I had a cold this week. At first I thought it was allergies, then it was a cold, and by the end of the week I called the doctor to ask for antibiotics because it had morphed into a sinus infection. Basically, all this means is I sulked around blowing my nose. I’m NOT a good patient.

On Friday evening, however, I ventured out of the house to attend the opening reception for the Emerald Arts Center.

It’s considered bad taste to take pictures of other people’s art, so I will only show my piece. However, the top slider for the Emerald Art Center website shows off some of the best pieces of the show.

As i was sitting there at the reception (trying hard not to blow my nose too hard) it occurred to me that I haven’t entered many shows except those put on by WSO…. or at least I haven’t been to many receptions.

When I liked about this one (besides the excellent food) was that the juror, my friend, Ruth Armitage (who I had sort of not noticed was the juror, so it was nice to see her there) gave a critique of every piece in the show. I got a couple of good suggestions that I will take when the painting comes back from the show. I am hopeful, with those changes, that this may be an entry for the WSO fall show.

I was not surprised I did not get an award (it was a really high quality show that I was flattered just to get into), but several other artists came up to me and told me how strong they thought my piece was, which is always nice to hear.
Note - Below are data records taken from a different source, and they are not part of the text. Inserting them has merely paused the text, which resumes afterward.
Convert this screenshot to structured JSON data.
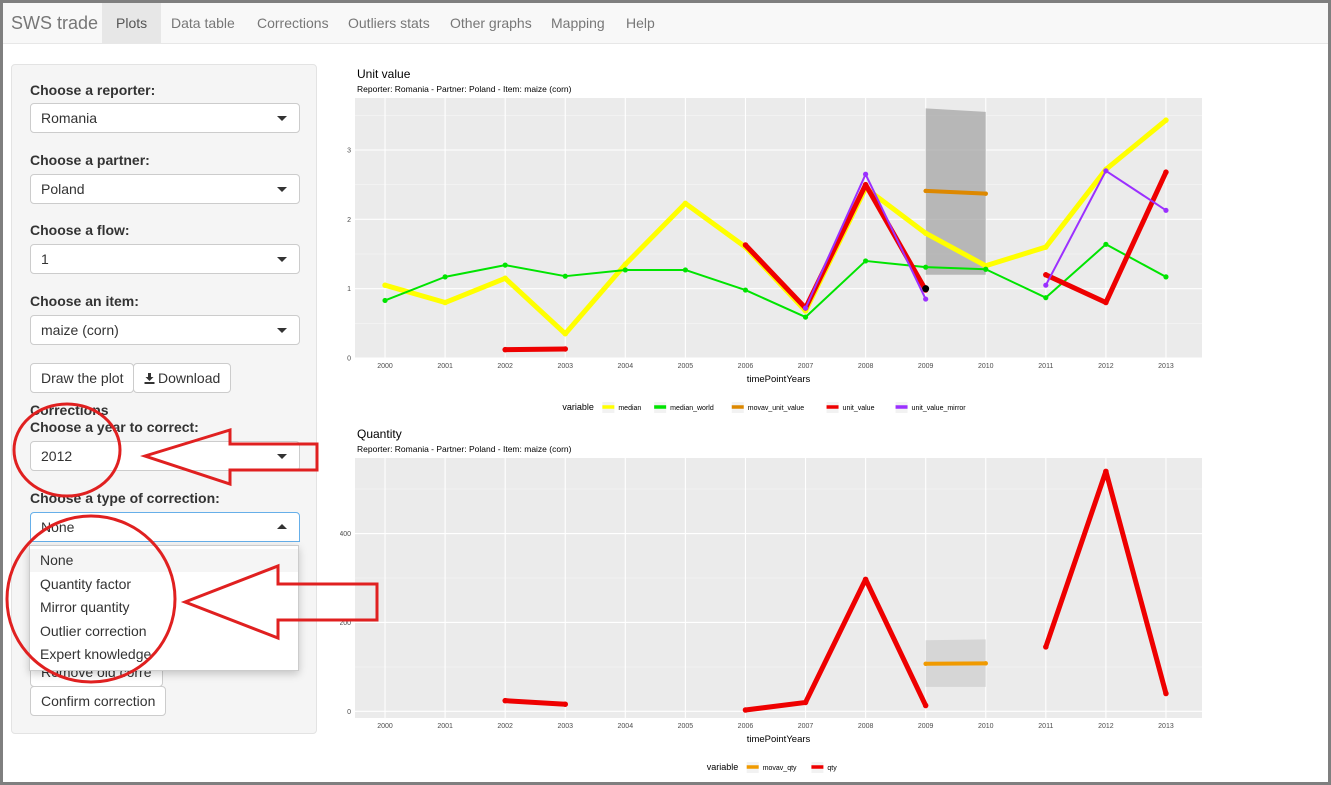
{
  "navbar": {
    "brand": "SWS trade",
    "tabs": [
      {
        "label": "Plots",
        "active": true
      },
      {
        "label": "Data table"
      },
      {
        "label": "Corrections"
      },
      {
        "label": "Outliers stats"
      },
      {
        "label": "Other graphs"
      },
      {
        "label": "Mapping"
      },
      {
        "label": "Help"
      }
    ]
  },
  "sidebar": {
    "reporter_label": "Choose a reporter:",
    "reporter_value": "Romania",
    "partner_label": "Choose a partner:",
    "partner_value": "Poland",
    "flow_label": "Choose a flow:",
    "flow_value": "1",
    "item_label": "Choose an item:",
    "item_value": "maize (corn)",
    "draw_button": "Draw the plot",
    "download_button": "Download",
    "corrections_heading": "Corrections",
    "year_label": "Choose a year to correct:",
    "year_value": "2012",
    "type_label": "Choose a type of correction:",
    "type_value": "None",
    "type_options": [
      "None",
      "Quantity factor",
      "Mirror quantity",
      "Outlier correction",
      "Expert knowledge"
    ],
    "remove_button": "Remove old corre",
    "confirm_button": "Confirm correction"
  },
  "colors": {
    "median": "#ffff00",
    "median_world": "#00e400",
    "movav": "#f09a00",
    "unit_value": "#ee0000",
    "mirror": "#9b30ff",
    "annotation": "#e02020"
  },
  "chart_data": [
    {
      "type": "line",
      "title": "Unit value",
      "subtitle": "Reporter: Romania - Partner: Poland - Item: maize (corn)",
      "xlabel": "timePointYears",
      "ylabel": "",
      "xlim": [
        1999.5,
        2013.6
      ],
      "ylim": [
        0,
        3.75
      ],
      "y_ticks": [
        0,
        1,
        2,
        3
      ],
      "x_ticks": [
        2000,
        2001,
        2002,
        2003,
        2004,
        2005,
        2006,
        2007,
        2008,
        2009,
        2010,
        2011,
        2012,
        2013
      ],
      "legend_title": "variable",
      "legend_position": "bottom",
      "series": [
        {
          "name": "median",
          "color": "#ffff00",
          "width": 5,
          "points": [
            [
              2000,
              1.05
            ],
            [
              2001,
              0.8
            ],
            [
              2002,
              1.15
            ],
            [
              2003,
              0.35
            ],
            [
              2004,
              1.35
            ],
            [
              2005,
              2.23
            ],
            [
              2006,
              1.6
            ],
            [
              2007,
              0.68
            ],
            [
              2008,
              2.45
            ],
            [
              2009,
              1.8
            ],
            [
              2010,
              1.33
            ],
            [
              2011,
              1.6
            ],
            [
              2012,
              2.72
            ],
            [
              2013,
              3.43
            ]
          ]
        },
        {
          "name": "median_world",
          "color": "#00e400",
          "width": 2,
          "markers": true,
          "points": [
            [
              2000,
              0.83
            ],
            [
              2001,
              1.17
            ],
            [
              2002,
              1.34
            ],
            [
              2003,
              1.18
            ],
            [
              2004,
              1.27
            ],
            [
              2005,
              1.27
            ],
            [
              2006,
              0.98
            ],
            [
              2007,
              0.59
            ],
            [
              2008,
              1.4
            ],
            [
              2009,
              1.31
            ],
            [
              2010,
              1.28
            ],
            [
              2011,
              0.87
            ],
            [
              2012,
              1.64
            ],
            [
              2013,
              1.17
            ]
          ]
        },
        {
          "name": "movav_unit_value",
          "color": "#dd8800",
          "width": 4,
          "points": [
            [
              2009,
              2.41
            ],
            [
              2010,
              2.37
            ]
          ]
        },
        {
          "name": "unit_value",
          "color": "#ee0000",
          "width": 5,
          "segments": [
            [
              [
                2002,
                0.12
              ],
              [
                2003,
                0.13
              ]
            ],
            [
              [
                2006,
                1.63
              ],
              [
                2007,
                0.72
              ],
              [
                2008,
                2.5
              ],
              [
                2009,
                0.98
              ]
            ],
            [
              [
                2011,
                1.2
              ],
              [
                2012,
                0.8
              ],
              [
                2013,
                2.68
              ]
            ]
          ]
        },
        {
          "name": "unit_value_mirror",
          "color": "#9b30ff",
          "width": 2,
          "markers": true,
          "segments": [
            [
              [
                2007,
                0.72
              ],
              [
                2008,
                2.65
              ],
              [
                2009,
                0.85
              ]
            ],
            [
              [
                2011,
                1.05
              ],
              [
                2012,
                2.7
              ],
              [
                2013,
                2.13
              ]
            ]
          ]
        }
      ],
      "band": {
        "x": [
          2009,
          2010
        ],
        "y_low": [
          1.2,
          1.2
        ],
        "y_high": [
          3.6,
          3.55
        ]
      },
      "point": {
        "x": 2009,
        "y": 1.0,
        "color": "#000000"
      }
    },
    {
      "type": "line",
      "title": "Quantity",
      "subtitle": "Reporter: Romania - Partner: Poland - Item: maize (corn)",
      "xlabel": "timePointYears",
      "ylabel": "",
      "xlim": [
        1999.5,
        2013.6
      ],
      "ylim": [
        -15,
        570
      ],
      "y_ticks": [
        0,
        200,
        400
      ],
      "x_ticks": [
        2000,
        2001,
        2002,
        2003,
        2004,
        2005,
        2006,
        2007,
        2008,
        2009,
        2010,
        2011,
        2012,
        2013
      ],
      "legend_title": "variable",
      "legend_position": "bottom",
      "series": [
        {
          "name": "movav_qty",
          "color": "#f09a00",
          "width": 4,
          "points": [
            [
              2009,
              107
            ],
            [
              2010,
              108
            ]
          ]
        },
        {
          "name": "qty",
          "color": "#ee0000",
          "width": 5,
          "segments": [
            [
              [
                2002,
                24
              ],
              [
                2003,
                16
              ]
            ],
            [
              [
                2006,
                3
              ],
              [
                2007,
                20
              ],
              [
                2008,
                297
              ],
              [
                2009,
                13
              ]
            ],
            [
              [
                2011,
                145
              ],
              [
                2012,
                540
              ],
              [
                2013,
                40
              ]
            ]
          ]
        }
      ],
      "band": {
        "x": [
          2009,
          2010
        ],
        "y_low": [
          55,
          55
        ],
        "y_high": [
          160,
          162
        ]
      }
    }
  ]
}
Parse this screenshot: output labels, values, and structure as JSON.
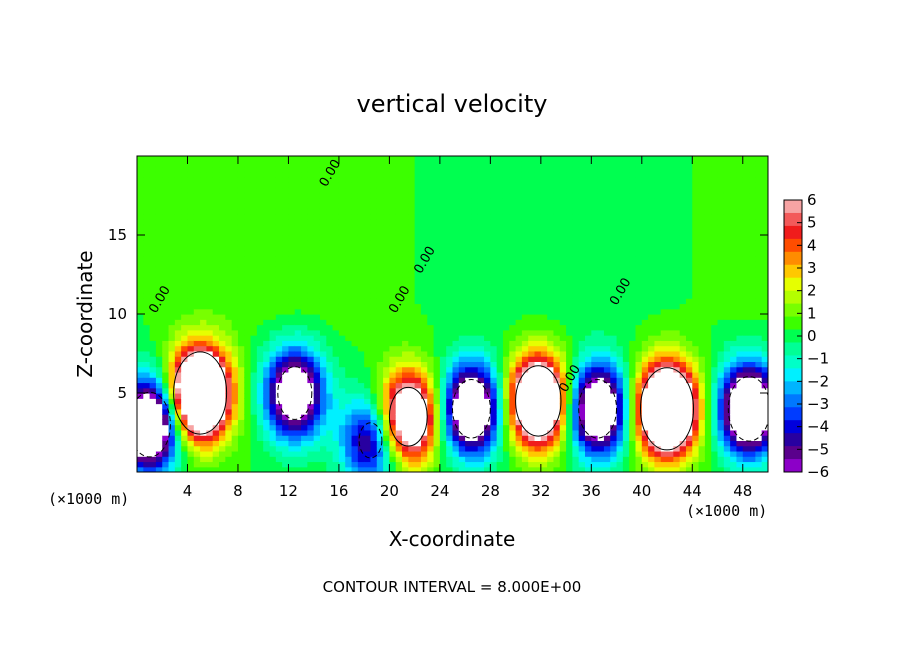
{
  "chart_data": {
    "type": "heatmap",
    "title": "vertical velocity",
    "xlabel": "X-coordinate",
    "ylabel": "Z-coordinate",
    "x_unit_left": "(×1000 m)",
    "x_unit_right": "(×1000 m)",
    "footer": "CONTOUR INTERVAL = 8.000E+00",
    "xlim": [
      0,
      50
    ],
    "ylim": [
      0,
      20
    ],
    "xticks": [
      4,
      8,
      12,
      16,
      20,
      24,
      28,
      32,
      36,
      40,
      44,
      48
    ],
    "yticks": [
      5,
      10,
      15
    ],
    "colorbar": {
      "ticks": [
        6,
        5,
        4,
        3,
        2,
        1,
        0,
        -1,
        -2,
        -3,
        -4,
        -5,
        -6
      ],
      "labels": [
        "6",
        "5",
        "4",
        "3",
        "2",
        "1",
        "0",
        "−1",
        "−2",
        "−3",
        "−4",
        "−5",
        "−6"
      ],
      "colors": [
        "#f7a3a3",
        "#f35a5a",
        "#f01c1c",
        "#ff4d00",
        "#ff8c00",
        "#ffc800",
        "#e6ff00",
        "#b4ff00",
        "#78ff00",
        "#3cff00",
        "#00ff50",
        "#00ff96",
        "#00ffc8",
        "#00f0ff",
        "#00b4ff",
        "#0078ff",
        "#003cff",
        "#0000dc",
        "#2800a0",
        "#5a008c",
        "#8c00c8"
      ],
      "range": [
        -6,
        6
      ]
    },
    "contour_interval": 8.0,
    "contour_labels": [
      "0.00",
      "0.00",
      "0.00",
      "0.00",
      "0.00",
      "0.00"
    ],
    "features": [
      {
        "x": 1.0,
        "z": 3.0,
        "sign": "down",
        "amp": 11
      },
      {
        "x": 5.0,
        "z": 5.0,
        "sign": "up",
        "amp": 14
      },
      {
        "x": 12.5,
        "z": 5.0,
        "sign": "down",
        "amp": 9
      },
      {
        "x": 18.5,
        "z": 2.0,
        "sign": "down",
        "amp": 6
      },
      {
        "x": 21.5,
        "z": 3.5,
        "sign": "up",
        "amp": 10
      },
      {
        "x": 26.5,
        "z": 4.0,
        "sign": "down",
        "amp": 10
      },
      {
        "x": 31.8,
        "z": 4.5,
        "sign": "up",
        "amp": 12
      },
      {
        "x": 36.5,
        "z": 4.0,
        "sign": "down",
        "amp": 10
      },
      {
        "x": 42.0,
        "z": 4.0,
        "sign": "up",
        "amp": 14
      },
      {
        "x": 48.5,
        "z": 4.0,
        "sign": "down",
        "amp": 11
      }
    ]
  }
}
Saturday I attended another reception, this one for the May show on flowers at the Keizer Art Association. I had my eye on this show for my painting, “Ensata” for a while.

In addition to the “normal” part of the show, paintings of iris were eligible for the Keizer “poster” contest (the city of Keizer has an iris festival each year.)

Some of the iris entries in the poster contest, including mine. I think these images are small enough that there is no danger of plagiarism issues.

For a small show, it was a strong one. I did not receive any awards at this show either, which I admit hurt my feelings a little.

Still, at least I’m “out there” again.